It was just yesterday when we documented the continuing slide in the loonie, which is suffering mightily in the face of oil’s inexorable decline.
As regular readers are no doubt acutely aware, Canada is struggling through a dramatic economic adjustment, especially in Alberta, the heart of the country’s oil patch. Amid the ongoing crude carnage the province has seen soaring property crime, rising food bank usage and, sadly, elevated suicide rates, as Albertans struggle to comprehend how things up north could have gone south (so to speak) so quickly.
The plunging loonie “can only serve to worsen the death of the ‘Canadian Dream'” we said on Tuesday.
As it turns out, we were right.
The currency’s decline is having a pronounced effect on Canadians’ grocery bills.
As Bloomberg reminds us, Canada imports around 80% of its fresh fruits and vegetables. When the loonie slides, prices for those goods soar. “With lower-income households tending to spend a larger portion of income on food, this side effect of a soft currency brings them the most acute stress” Bloomberg continues.
Of course with the layoffs piling up, you can expect more households to fall into the “lower-income” category where they will have to fight to afford things like $3 cucumbers, $8 cauliflower, and $15 Frosted Flakes.
As Bloomberg notes, James Price, director of Capital Markets Products at Richardson GMP, recently joked during an interview on BloombergTV Canada that “we’re going to be paying a buck a banana pretty soon.”

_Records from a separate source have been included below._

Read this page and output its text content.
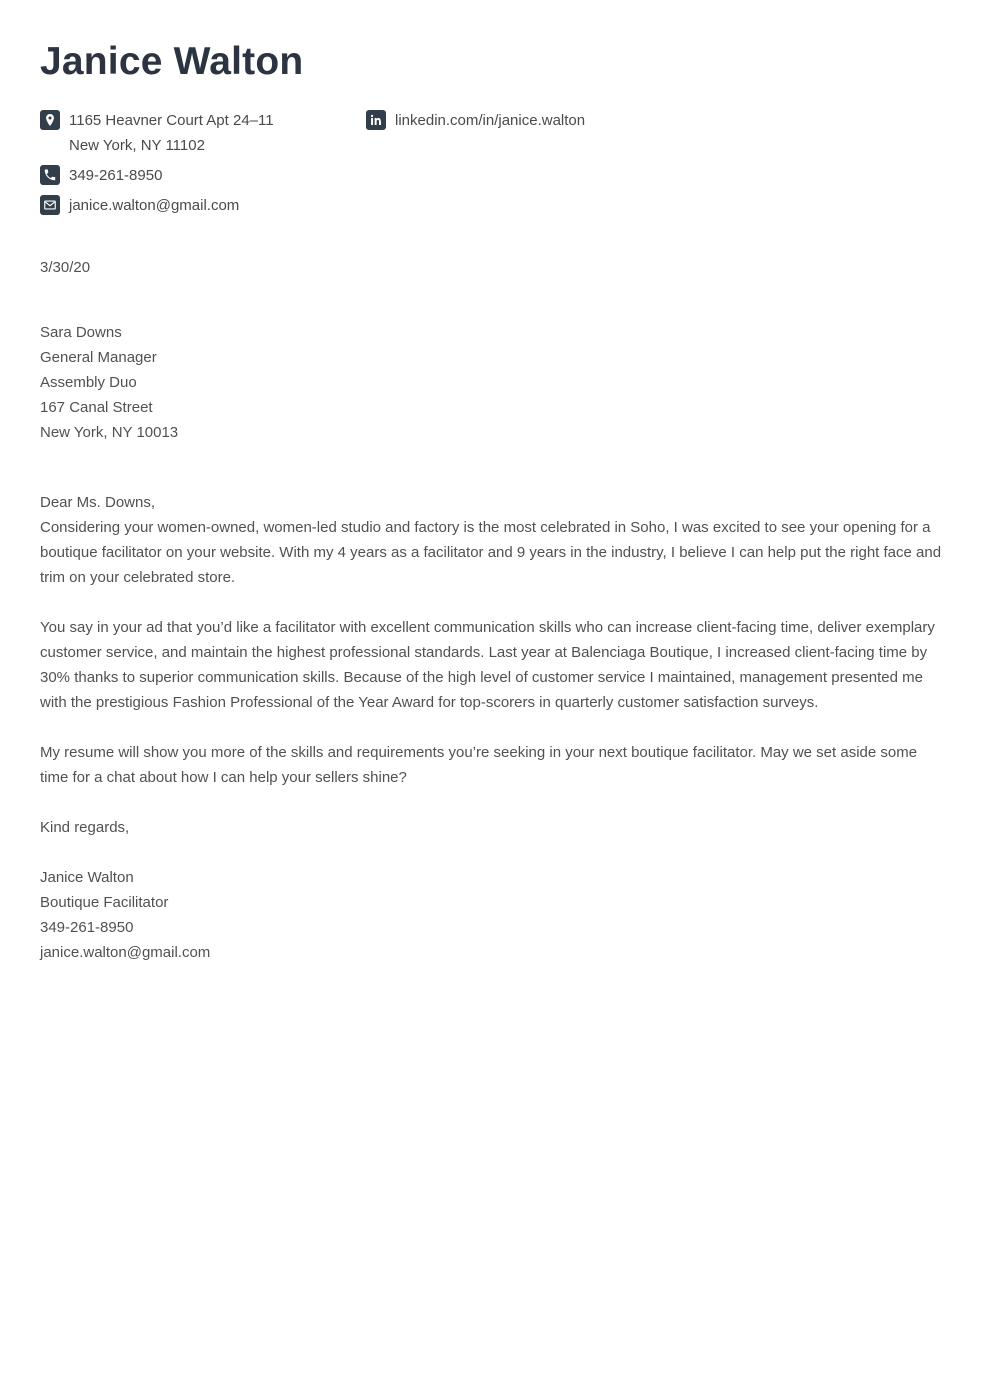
Janice Walton
1165 Heavner Court Apt 24–11
New York, NY 11102
349-261-8950
janice.walton@gmail.com
linkedin.com/in/janice.walton
3/30/20
Sara Downs
General Manager
Assembly Duo
167 Canal Street
New York, NY 10013
Dear Ms. Downs,
Considering your women-owned, women-led studio and factory is the most celebrated in Soho, I was excited to see your opening for a boutique facilitator on your website. With my 4 years as a facilitator and 9 years in the industry, I believe I can help put the right face and trim on your celebrated store.
You say in your ad that you’d like a facilitator with excellent communication skills who can increase client-facing time, deliver exemplary customer service, and maintain the highest professional standards. Last year at Balenciaga Boutique, I increased client-facing time by 30% thanks to superior communication skills. Because of the high level of customer service I maintained, management presented me with the prestigious Fashion Professional of the Year Award for top-scorers in quarterly customer satisfaction surveys.
My resume will show you more of the skills and requirements you’re seeking in your next boutique facilitator. May we set aside some time for a chat about how I can help your sellers shine?
Kind regards,
Janice Walton
Boutique Facilitator
349-261-8950
janice.walton@gmail.com
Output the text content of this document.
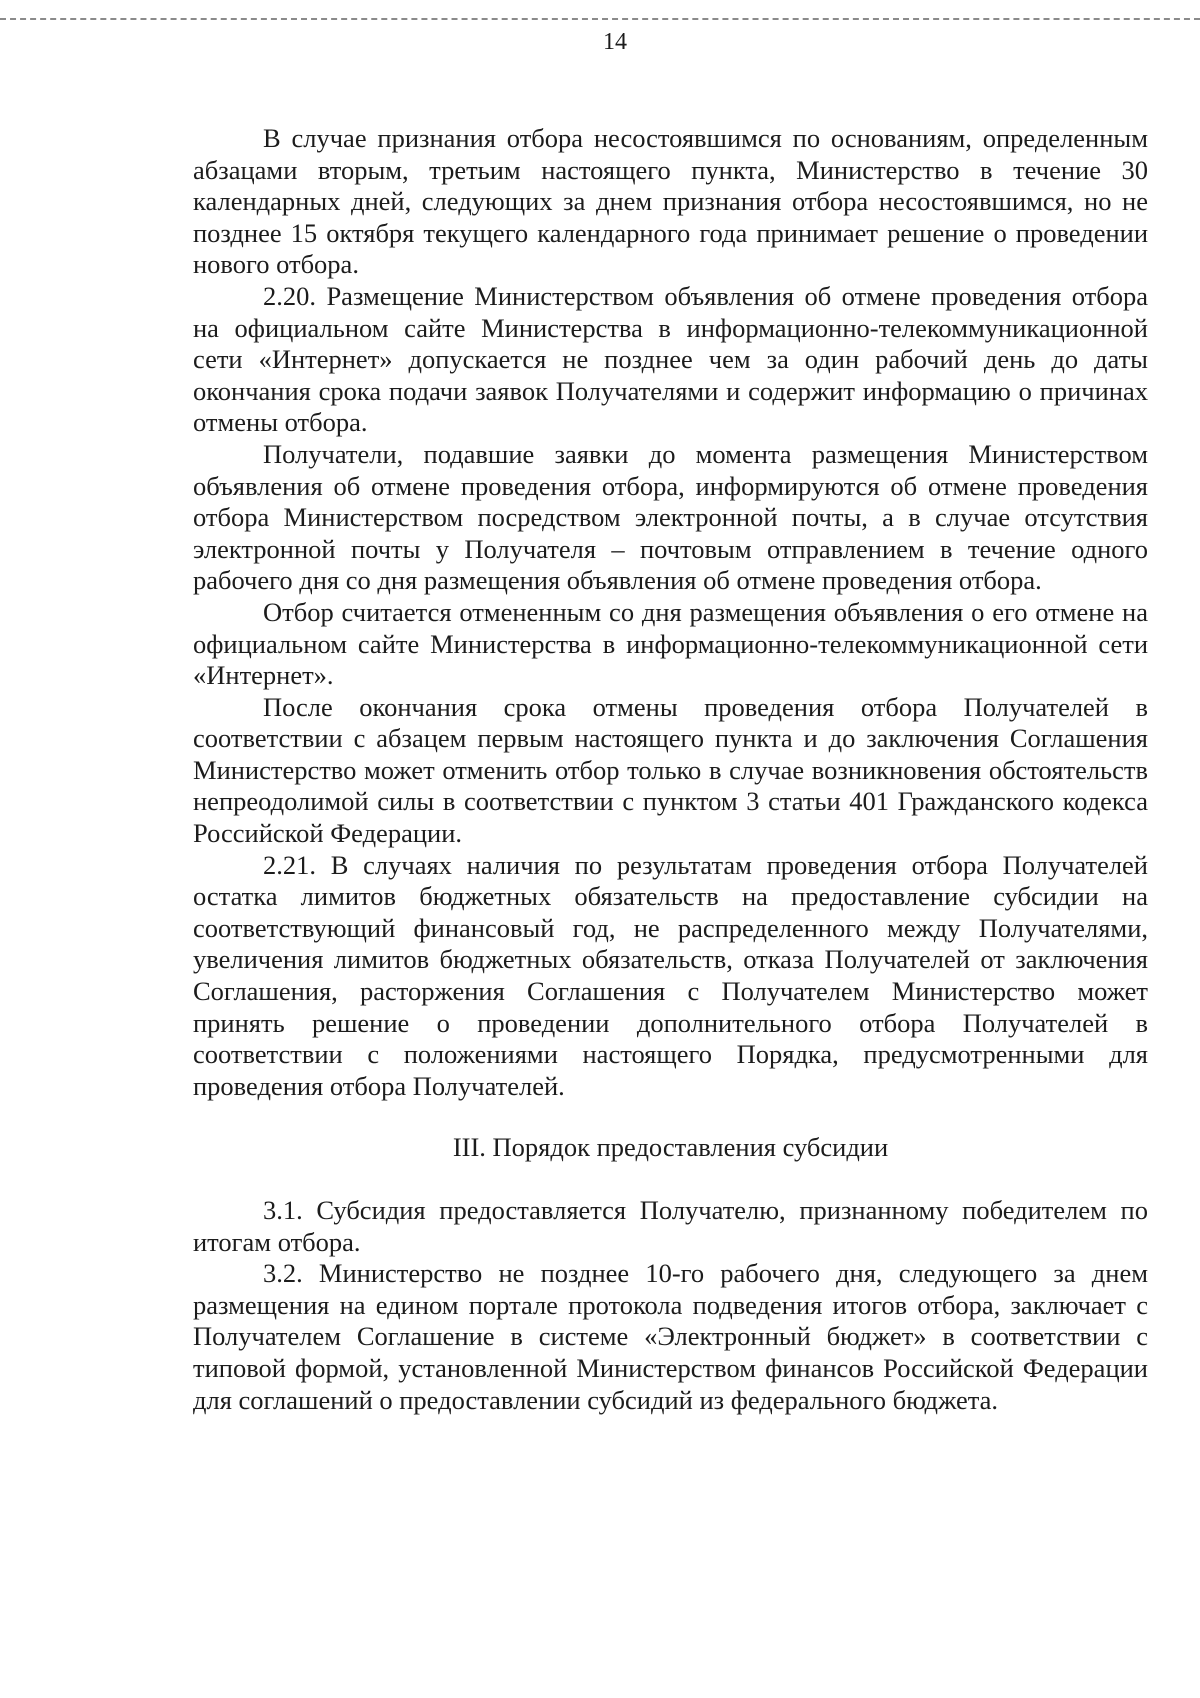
14

В случае признания отбора несостоявшимся по основаниям, определенным абзацами вторым, третьим настоящего пункта, Министерство в течение 30 календарных дней, следующих за днем признания отбора несостоявшимся, но не позднее 15 октября текущего календарного года принимает решение о проведении нового отбора.

2.20. Размещение Министерством объявления об отмене проведения отбора на официальном сайте Министерства в информационно-телекоммуникационной сети «Интернет» допускается не позднее чем за один рабочий день до даты окончания срока подачи заявок Получателями и содержит информацию о причинах отмены отбора.

Получатели, подавшие заявки до момента размещения Министерством объявления об отмене проведения отбора, информируются об отмене проведения отбора Министерством посредством электронной почты, а в случае отсутствия электронной почты у Получателя – почтовым отправлением в течение одного рабочего дня со дня размещения объявления об отмене проведения отбора.

Отбор считается отмененным со дня размещения объявления о его отмене на официальном сайте Министерства в информационно-телекоммуникационной сети «Интернет».

После окончания срока отмены проведения отбора Получателей в соответствии с абзацем первым настоящего пункта и до заключения Соглашения Министерство может отменить отбор только в случае возникновения обстоятельств непреодолимой силы в соответствии с пунктом 3 статьи 401 Гражданского кодекса Российской Федерации.

2.21. В случаях наличия по результатам проведения отбора Получателей остатка лимитов бюджетных обязательств на предоставление субсидии на соответствующий финансовый год, не распределенного между Получателями, увеличения лимитов бюджетных обязательств, отказа Получателей от заключения Соглашения, расторжения Соглашения с Получателем Министерство может принять решение о проведении дополнительного отбора Получателей в соответствии с положениями настоящего Порядка, предусмотренными для проведения отбора Получателей.

III. Порядок предоставления субсидии

3.1. Субсидия предоставляется Получателю, признанному победителем по итогам отбора.

3.2. Министерство не позднее 10-го рабочего дня, следующего за днем размещения на едином портале протокола подведения итогов отбора, заключает с Получателем Соглашение в системе «Электронный бюджет» в соответствии с типовой формой, установленной Министерством финансов Российской Федерации для соглашений о предоставлении субсидий из федерального бюджета.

Have a look at the following tweets which underscore just how bad it is in Canada’s grocery aisles. And no, its not just Nunavut: it from coast to coast:
No “Jack Nasty” it’s not The Great Depression, but as we highlighted three weeks ago, it is Canada’s depression and it’s likely to get worse before it gets better. “Last year, fruits and veggies jumped in price between 9.1 and 10.1 per cent, according to an annual report by the Food Institute at the University of Guelph,” CBC said on Tuesday. “The study predicts these foods will continue to increase above inflation this year, by up to 4.5 per cent for some items.”
If you thought we were being hyperbolic when we suggested that if oil prices don’t rise soon, Canadians may well eat themselves to death, consider the following from Diana Bronson, the executive director of Food Secure Canada:
“Lower- and middle-class people — many who can’t find a job that will pay them enough to ensure that they can afford a healthy diet for their families” — also feel the pinch of rising food prices”
“The wrong kind of food is cheap, and the right kind of food is still expensive.”
In other words, some now fear that the hardest hit parts of the country may experience a spike in obesity rates as Canadians resort to cheap, unhealthy foods. As we put it, “in Alberta it’s ‘feast or famine’ in the most literal sense of the phrase as those who can still afford to buy food will drown their sorrows in cheap lunch meat and off-brand ice cream while the most hard hit members of society are forced to tap increasingly overwhelmed food banks.”
And the rub is that there’s really nothing anyone can do about it.
Were the Bank of Canada to adopt pro-cyclical measures to shore up the loonie, they would risk choking off economic growth just as the crude downturn takes a giant bite out of the economy – no food pun intended.